The new study is the first to analyze the complete mitochondrial DNA of an Inca mummy. Salas now plans to sequence the boy’s complete nuclear genome, as well as the DNA of microbes found in his gut. According to him, the boy’s mummified body is extremely valuable for research purposes due to its well-preserved condition, as well as its “unique anthropological characteristics.”

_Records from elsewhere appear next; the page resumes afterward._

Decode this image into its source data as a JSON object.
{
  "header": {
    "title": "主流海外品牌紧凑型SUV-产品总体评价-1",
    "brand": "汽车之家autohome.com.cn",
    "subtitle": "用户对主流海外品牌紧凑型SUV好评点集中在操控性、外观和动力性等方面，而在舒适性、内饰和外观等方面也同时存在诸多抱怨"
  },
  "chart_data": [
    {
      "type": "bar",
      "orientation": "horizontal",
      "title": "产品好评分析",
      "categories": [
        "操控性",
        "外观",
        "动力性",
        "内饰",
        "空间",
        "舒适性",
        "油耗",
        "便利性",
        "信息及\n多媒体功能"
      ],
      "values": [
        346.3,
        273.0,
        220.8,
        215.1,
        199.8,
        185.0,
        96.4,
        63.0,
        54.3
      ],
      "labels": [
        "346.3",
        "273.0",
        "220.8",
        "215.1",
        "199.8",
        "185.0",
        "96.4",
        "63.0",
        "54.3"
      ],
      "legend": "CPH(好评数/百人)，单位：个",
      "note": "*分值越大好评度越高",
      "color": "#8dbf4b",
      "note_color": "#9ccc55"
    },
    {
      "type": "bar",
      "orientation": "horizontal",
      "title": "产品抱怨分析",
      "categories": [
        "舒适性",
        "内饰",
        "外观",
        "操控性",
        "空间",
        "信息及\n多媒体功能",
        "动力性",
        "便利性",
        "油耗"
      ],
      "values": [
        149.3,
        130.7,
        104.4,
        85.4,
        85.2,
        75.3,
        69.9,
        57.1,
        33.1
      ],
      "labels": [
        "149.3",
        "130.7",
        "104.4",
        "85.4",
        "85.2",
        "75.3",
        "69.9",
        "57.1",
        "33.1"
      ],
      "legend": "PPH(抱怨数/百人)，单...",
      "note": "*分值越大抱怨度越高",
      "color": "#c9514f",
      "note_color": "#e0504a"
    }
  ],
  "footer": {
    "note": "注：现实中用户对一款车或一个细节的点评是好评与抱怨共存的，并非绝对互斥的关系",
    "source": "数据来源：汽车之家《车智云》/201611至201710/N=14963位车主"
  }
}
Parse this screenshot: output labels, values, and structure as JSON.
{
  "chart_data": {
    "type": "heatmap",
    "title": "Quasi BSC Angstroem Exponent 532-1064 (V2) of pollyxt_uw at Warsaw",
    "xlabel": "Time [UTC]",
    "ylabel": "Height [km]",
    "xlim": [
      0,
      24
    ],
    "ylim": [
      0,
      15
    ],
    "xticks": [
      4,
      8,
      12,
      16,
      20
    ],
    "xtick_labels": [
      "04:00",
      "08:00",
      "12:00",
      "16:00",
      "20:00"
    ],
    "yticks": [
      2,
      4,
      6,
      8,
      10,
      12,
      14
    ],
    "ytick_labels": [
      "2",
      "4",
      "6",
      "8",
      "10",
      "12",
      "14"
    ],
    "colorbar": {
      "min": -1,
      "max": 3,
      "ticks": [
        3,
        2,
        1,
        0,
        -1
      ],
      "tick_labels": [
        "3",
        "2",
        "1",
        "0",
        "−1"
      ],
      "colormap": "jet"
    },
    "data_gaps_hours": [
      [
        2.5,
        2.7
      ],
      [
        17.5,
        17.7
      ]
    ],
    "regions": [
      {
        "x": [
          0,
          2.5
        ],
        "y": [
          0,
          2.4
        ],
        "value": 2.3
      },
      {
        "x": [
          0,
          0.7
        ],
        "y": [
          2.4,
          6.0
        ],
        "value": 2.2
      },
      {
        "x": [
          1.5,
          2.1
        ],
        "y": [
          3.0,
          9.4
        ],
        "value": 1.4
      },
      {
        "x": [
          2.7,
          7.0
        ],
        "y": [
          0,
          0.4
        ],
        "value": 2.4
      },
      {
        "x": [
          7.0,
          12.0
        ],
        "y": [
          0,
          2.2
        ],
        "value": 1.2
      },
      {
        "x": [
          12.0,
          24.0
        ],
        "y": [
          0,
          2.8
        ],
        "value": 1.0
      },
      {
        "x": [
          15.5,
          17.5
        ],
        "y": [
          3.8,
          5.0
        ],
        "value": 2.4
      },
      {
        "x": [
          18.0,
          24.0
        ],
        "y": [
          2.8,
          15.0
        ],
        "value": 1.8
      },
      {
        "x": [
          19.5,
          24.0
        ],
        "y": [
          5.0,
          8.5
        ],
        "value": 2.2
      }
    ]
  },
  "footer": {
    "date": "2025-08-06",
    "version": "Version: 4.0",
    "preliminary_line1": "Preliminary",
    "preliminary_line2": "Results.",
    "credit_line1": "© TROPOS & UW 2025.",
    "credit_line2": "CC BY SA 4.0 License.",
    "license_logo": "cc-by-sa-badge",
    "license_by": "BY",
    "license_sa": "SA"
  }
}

In addition to the most recent DNA information, the Inca boy’s body has also yielded gruesome insight into the practice of child sacrifice among the Inca. Archaeologists found that he was strangled and died from a blow to the head. They also found evidence that he consumed achiote, a dye that can act as a hallucinogen, before his death. Similarly, a 2013 study of three other frozen mummies found in Argentina revealed that alcohol and drugs played a role in such child sacrifices.
The strikingly well-preserved bodies of a 13-year-old girl and two younger children, a boy and a girl both 4 or 5 years old, were found buried in 1999 in a shrine near the summit of the Llullaillaco volcano. When an international team of researchers analyzed the chemicals found in the children’s hair, they found that all three had consumed alcohol and coca leaves (from which cocaine is extracted) in the months before their deaths.